Under the agreement, AgPower will be paid about $80.05 per megawatt‐hour in the first year of
operation, with a project online date of Jan, 1. 2012. By the 20th year of the agreement, project
developers would be paid about $128.31 per MWh. That amount varies during heavy‐ and light‐
load seasons of the year and heavy‐ and light‐load hours of the day.
Case No IPCE1038, 39, 40, 41, 42, 43
December 28, 2010
Commission approves agreements with six wind projects
The commission accepted sales agreements between Idaho Power Company and a San Francisco
developer for six wind projects near Mountain Home. The developer is the same for all six
projects with Maurice Miller and Glenn Ikemoto listed as project managers.
All six wind farms – Cold Springs, Desert Meadow, Hammett Hill, Mainline, Ryegrass and Two
Ponds – qualify for the commission’s posted Avoided Cost Rate under the provisions of PURPA.
Each of the projects has a capacity of 23 megawatts, but because wind is intermittent, the
agreements call for delivery of 10 average megawatts per project per month to Idaho Power.
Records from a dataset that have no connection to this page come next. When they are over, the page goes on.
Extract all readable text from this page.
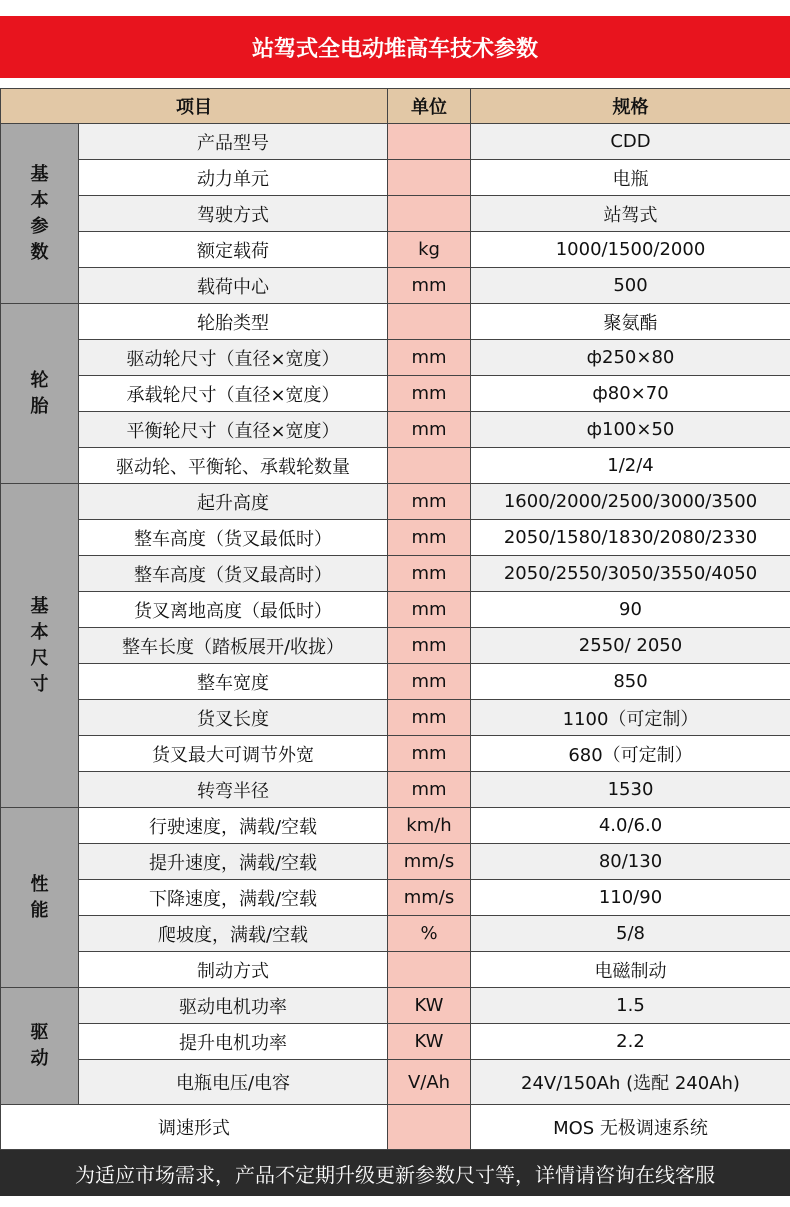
站驾式全电动堆高车技术参数
项目		单位	规格

基
本
参
数	产品型号		CDD
	动力单元		电瓶
	驾驶方式		站驾式
	额定载荷	kg	1000/1500/2000
	载荷中心	mm	500

轮
胎	轮胎类型		聚氨酯
	驱动轮尺寸（直径×宽度）	mm	ф250×80
	承载轮尺寸（直径×宽度）	mm	ф80×70
	平衡轮尺寸（直径×宽度）	mm	ф100×50
	驱动轮、平衡轮、承载轮数量		1/2/4

基
本
尺
寸	起升高度	mm	1600/2000/2500/3000/3500
	整车高度（货叉最低时）	mm	2050/1580/1830/2080/2330
	整车高度（货叉最高时）	mm	2050/2550/3050/3550/4050
	货叉离地高度（最低时）	mm	90
	整车长度（踏板展开/收拢）	mm	2550/ 2050
	整车宽度	mm	850
	货叉长度	mm	1100（可定制）
	货叉最大可调节外宽	mm	680（可定制）
	转弯半径	mm	1530

性
能	行驶速度，满载/空载	km/h	4.0/6.0
	提升速度，满载/空载	mm/s	80/130
	下降速度，满载/空载	mm/s	110/90
	爬坡度，满载/空载	%	5/8
	制动方式		电磁制动

驱
动	驱动电机功率	KW	1.5
	提升电机功率	KW	2.2
	电瓶电压/电容	V/Ah	24V/150Ah (选配 240Ah)
调速形式			MOS 无极调速系统
为适应市场需求，产品不定期升级更新参数尺寸等，详情请咨询在线客服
Should the projects exceed 10 average megawatts, Idaho Power may accept the energy but will
not pay for it.
While the commission adopted the sales agreements, it expressed concern about the
transmission capacity available on Idaho Power’s system at the single point of interconnection, a
230‐kilovolt line in Elmore County, which is also near two other projects – Bennett Creek and
Hot Springs – owned by the same developer. A system impact study was performed that
indicated the existing transmission system can accommodate output from the projects without
transmission network upgrades. However, when that study was completed it was for projects
with a nameplate capacity of 20 MW. Since the study was completed, the project evolved with
the developer’s turbine choice resulting in projects with a nameplate capacity of 23 MW.
Consequently, the commission is ordering the developer to request additional transmission
capacity and be responsible for all costs associated with the request.
All the agreements include a mechanical availability guarantee, a reduction in the price paid to
the developer to allow for integrating the wind into Idaho Power’s transmission system and a
wind forecasting cost assessed the developer. The parties also agreed to damages and security
provisions in the event the projects do not meet their operation date of Dec. 31, 2012.
The rate for these projects is a non‐levelized rate that increases through the 20‐year contract. In
2013, the rate for normal load hours during normal seasons of the year is $61.93 per megawatt‐
hour (6.19 cents per kWh), escalating to $121.76 per MWh in 2032. That rate varies to account
for heavy and light load hours of the day and heavy and light load seasons of the year.